俺は思い出した。無くしていた小学生の頃の記憶。


俺は小学生の3年生までこの街で暮らしていた。


だけど4年生の頃に親父の転勤で他県に転校した。


そして6年生の時、お母さんが倒れて亡くなった。


お葬式の後、泣きじゃくった俺はそのまま雨の中を外に出て__そして高熱を出した。


俺の小学生6年以前の記憶はほとんど無くなった。


医者の話では__お母さんが亡くなったことが影響したのかもしれないと言われた。


確かにお母さんの記憶を失くした代わりに俺は元気になった。


「お、俺__」


俺は涙を流していた。
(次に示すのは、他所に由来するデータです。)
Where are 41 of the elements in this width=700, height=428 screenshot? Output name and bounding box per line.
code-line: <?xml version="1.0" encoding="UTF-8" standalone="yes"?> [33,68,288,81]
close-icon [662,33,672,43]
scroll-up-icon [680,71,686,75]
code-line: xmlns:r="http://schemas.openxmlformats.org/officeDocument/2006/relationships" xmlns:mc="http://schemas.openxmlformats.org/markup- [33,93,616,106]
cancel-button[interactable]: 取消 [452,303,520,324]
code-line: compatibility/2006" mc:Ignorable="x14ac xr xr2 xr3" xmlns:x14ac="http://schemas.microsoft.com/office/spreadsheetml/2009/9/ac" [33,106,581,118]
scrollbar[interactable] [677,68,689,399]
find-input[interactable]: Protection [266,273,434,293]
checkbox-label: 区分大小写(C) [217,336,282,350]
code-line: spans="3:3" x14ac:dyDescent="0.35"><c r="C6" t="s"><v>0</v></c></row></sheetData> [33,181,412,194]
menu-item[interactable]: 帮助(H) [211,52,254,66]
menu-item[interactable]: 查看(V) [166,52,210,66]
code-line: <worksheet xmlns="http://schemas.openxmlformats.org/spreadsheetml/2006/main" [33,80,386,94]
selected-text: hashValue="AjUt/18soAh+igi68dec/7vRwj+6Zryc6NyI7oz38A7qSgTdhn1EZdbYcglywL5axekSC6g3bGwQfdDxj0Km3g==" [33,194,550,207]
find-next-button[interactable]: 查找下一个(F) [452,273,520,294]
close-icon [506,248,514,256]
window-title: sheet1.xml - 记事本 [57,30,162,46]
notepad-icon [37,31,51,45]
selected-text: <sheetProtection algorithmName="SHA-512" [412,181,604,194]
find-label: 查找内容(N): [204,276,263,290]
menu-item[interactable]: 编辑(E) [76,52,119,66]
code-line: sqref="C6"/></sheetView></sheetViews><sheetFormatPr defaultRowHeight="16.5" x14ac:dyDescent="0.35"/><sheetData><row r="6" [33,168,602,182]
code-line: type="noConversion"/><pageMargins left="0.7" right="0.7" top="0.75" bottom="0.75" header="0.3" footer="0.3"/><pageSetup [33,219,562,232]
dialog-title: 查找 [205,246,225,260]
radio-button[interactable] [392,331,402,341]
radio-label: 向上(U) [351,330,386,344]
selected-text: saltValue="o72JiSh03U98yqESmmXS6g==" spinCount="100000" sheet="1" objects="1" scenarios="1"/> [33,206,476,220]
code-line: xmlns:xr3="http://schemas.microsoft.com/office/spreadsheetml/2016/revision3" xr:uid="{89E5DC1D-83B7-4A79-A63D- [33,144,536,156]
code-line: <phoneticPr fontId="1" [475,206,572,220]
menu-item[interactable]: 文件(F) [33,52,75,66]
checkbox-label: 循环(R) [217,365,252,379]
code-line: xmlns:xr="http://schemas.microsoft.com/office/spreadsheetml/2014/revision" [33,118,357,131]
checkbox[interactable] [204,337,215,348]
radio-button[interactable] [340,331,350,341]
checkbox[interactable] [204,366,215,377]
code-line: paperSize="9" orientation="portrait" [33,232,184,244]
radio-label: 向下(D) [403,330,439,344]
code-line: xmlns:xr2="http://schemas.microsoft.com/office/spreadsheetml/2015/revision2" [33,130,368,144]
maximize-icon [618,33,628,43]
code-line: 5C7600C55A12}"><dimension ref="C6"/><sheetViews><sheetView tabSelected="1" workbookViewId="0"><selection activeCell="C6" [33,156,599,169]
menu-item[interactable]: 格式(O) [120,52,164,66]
蘇った記憶。それは大事なお母さんの記憶と__大切な友達の記憶。


そう、陽葵とアリーさんは俺の友達だった。幼馴染というやつかもしれない。


そして俺は陽葵ちゃんとアリーちゃんのことを忘れてずっと中学生から生きてきた。


「思い出した?」


「__ああ、思い出した」


「じゃあ、わかってるわよね?」


「一体何を?」


「約束を守るのよ__私をお嫁さんにして__中学になって戻って来たのに私のこと見てるだけで近づいて来ないし、コイツ何やってんの? って思ったら、いつの間にか陽葵ちゃんとだけ親しくなって、恋人になってるとかおかしいでしょ? 私はだめなの? 」


「いや、だから俺は__陽葵が一番好きなんだ__」


そう約束したのは二人、でも選べるのは一人、子供の頃は知らなかった、でも。


「磯風は約束したでしょ? 二人をお嫁さんにするって__でも一番は陽葵ちゃんなのね?」


「ごめん、アリーさん。俺は陽葵 が一番なんだ、それでいい?」


「それは磯風が決めることだから」


そういってアリーさんは目を伏せた。